Extreme inequality is a form of economic violence, where policies and political decisions that perpetuate the wealth and power of a privileged few result in direct harm to the vast majority of ordinary people across the world and the planet itself.

“In Jordan, as across the world, women and girls have most acutely suffered the economic violence unleashed by the pandemic. Gender-based violence surged during strict lockdowns, while women and girls had to cope with a dramatic increase in unpaid care work,” Monga said.

Globally, the pandemic has set gender parity back from 99 years to now 135 years. Women collectively lost $800 billion in earnings in 2020, with 13 million fewer women in work now than there were in 2019. 252 men have more wealth than all 1 billion women and girls in Africa and Latin America and the Caribbean combined.

Despite the huge cost of fighting the pandemic, in the past two years, rich country governments have failed to increase taxes on the wealth of the richest and continued to privatize public goods such as vaccine science. They have encouraged corporate monopolies to such a degree that in the pandemic period alone, the increase in market concentration threatens to be more in one year than in the past 15 years from 2000 to 2015.

Inequality goes to the heart of the climate crisis, as the richest 1 percent emit more than twice as much CO2 as the bottom 50 percent of the world, driving climate change throughout 2020 and 2021 that has contributed to wildfires, floods, tornadoes, crop failures, and hunger.

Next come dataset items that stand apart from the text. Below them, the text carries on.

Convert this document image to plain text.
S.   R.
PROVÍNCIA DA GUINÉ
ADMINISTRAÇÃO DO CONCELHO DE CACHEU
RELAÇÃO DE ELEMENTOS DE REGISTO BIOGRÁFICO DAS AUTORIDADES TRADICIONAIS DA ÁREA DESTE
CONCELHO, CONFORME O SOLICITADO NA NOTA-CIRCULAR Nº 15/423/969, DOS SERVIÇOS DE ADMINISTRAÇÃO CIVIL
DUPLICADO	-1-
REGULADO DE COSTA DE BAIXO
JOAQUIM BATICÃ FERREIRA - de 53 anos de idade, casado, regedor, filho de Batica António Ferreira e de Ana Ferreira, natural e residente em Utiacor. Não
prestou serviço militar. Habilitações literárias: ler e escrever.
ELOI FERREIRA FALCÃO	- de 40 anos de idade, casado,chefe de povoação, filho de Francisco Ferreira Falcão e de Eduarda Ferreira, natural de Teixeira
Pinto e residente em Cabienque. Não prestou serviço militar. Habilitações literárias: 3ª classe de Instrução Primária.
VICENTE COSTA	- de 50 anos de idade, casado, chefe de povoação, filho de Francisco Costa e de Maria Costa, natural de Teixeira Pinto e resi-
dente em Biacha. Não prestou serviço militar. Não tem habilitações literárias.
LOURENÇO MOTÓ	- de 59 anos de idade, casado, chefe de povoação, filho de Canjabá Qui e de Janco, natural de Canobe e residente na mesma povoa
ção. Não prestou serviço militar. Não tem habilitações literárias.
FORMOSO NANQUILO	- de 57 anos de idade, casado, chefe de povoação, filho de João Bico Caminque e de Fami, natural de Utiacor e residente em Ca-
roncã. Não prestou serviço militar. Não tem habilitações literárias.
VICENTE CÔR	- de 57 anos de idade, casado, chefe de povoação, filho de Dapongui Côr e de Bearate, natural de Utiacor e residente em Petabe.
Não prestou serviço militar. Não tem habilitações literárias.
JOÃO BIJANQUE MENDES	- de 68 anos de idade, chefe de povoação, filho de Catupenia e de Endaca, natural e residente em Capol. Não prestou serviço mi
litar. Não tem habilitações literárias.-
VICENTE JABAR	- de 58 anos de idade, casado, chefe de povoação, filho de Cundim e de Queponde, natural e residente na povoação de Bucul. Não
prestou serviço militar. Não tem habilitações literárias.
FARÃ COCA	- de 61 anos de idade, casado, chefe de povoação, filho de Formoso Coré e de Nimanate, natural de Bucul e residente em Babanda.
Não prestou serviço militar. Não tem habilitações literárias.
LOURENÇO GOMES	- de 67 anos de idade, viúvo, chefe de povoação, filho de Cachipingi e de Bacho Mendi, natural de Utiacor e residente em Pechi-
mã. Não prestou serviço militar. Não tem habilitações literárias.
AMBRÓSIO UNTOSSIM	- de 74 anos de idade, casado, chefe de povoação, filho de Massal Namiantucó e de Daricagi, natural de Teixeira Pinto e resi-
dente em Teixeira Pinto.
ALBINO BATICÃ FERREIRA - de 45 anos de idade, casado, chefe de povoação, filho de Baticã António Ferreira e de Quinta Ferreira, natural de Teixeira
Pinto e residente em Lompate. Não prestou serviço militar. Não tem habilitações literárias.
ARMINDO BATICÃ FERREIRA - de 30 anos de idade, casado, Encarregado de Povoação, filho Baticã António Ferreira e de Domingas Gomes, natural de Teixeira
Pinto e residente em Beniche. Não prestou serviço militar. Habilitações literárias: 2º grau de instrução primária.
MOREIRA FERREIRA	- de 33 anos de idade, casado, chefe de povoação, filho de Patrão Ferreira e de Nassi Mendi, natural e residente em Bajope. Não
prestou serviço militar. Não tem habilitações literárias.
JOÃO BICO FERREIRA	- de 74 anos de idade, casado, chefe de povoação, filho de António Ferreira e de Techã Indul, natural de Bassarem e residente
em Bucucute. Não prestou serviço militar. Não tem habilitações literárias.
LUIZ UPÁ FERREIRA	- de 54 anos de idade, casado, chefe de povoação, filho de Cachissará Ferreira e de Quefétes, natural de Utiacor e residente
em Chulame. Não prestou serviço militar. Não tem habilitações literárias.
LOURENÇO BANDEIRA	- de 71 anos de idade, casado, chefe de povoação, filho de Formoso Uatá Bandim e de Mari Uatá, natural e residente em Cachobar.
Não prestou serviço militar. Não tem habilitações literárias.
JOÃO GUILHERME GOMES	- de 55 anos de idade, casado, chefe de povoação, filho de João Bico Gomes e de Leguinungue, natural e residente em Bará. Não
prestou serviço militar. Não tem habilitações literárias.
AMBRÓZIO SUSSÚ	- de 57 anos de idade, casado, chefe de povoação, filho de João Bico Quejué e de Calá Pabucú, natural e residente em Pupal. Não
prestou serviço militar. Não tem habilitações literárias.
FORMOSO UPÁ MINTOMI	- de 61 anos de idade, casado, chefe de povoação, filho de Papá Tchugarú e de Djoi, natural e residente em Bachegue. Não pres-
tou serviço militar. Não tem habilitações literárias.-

Oxfam recommends that governments urgently:

• Claw back the gains made by billionaires by taxing this huge new wealth made since the start of the pandemic through permanent wealth and capital taxes. 

• Invest the trillions that could be raised by these taxes toward progressive spending on universal healthcare and social protection, climate change adaptation, and gender-based violence prevention and programming.

• Tackle sexist and racist laws that discriminate against women and racialized people and create new gender-equal laws to uproot violence and discrimination. All sectors of society must urgently define policies that will ensure women, racialized, and other oppressed groups are represented in all decision-making spaces.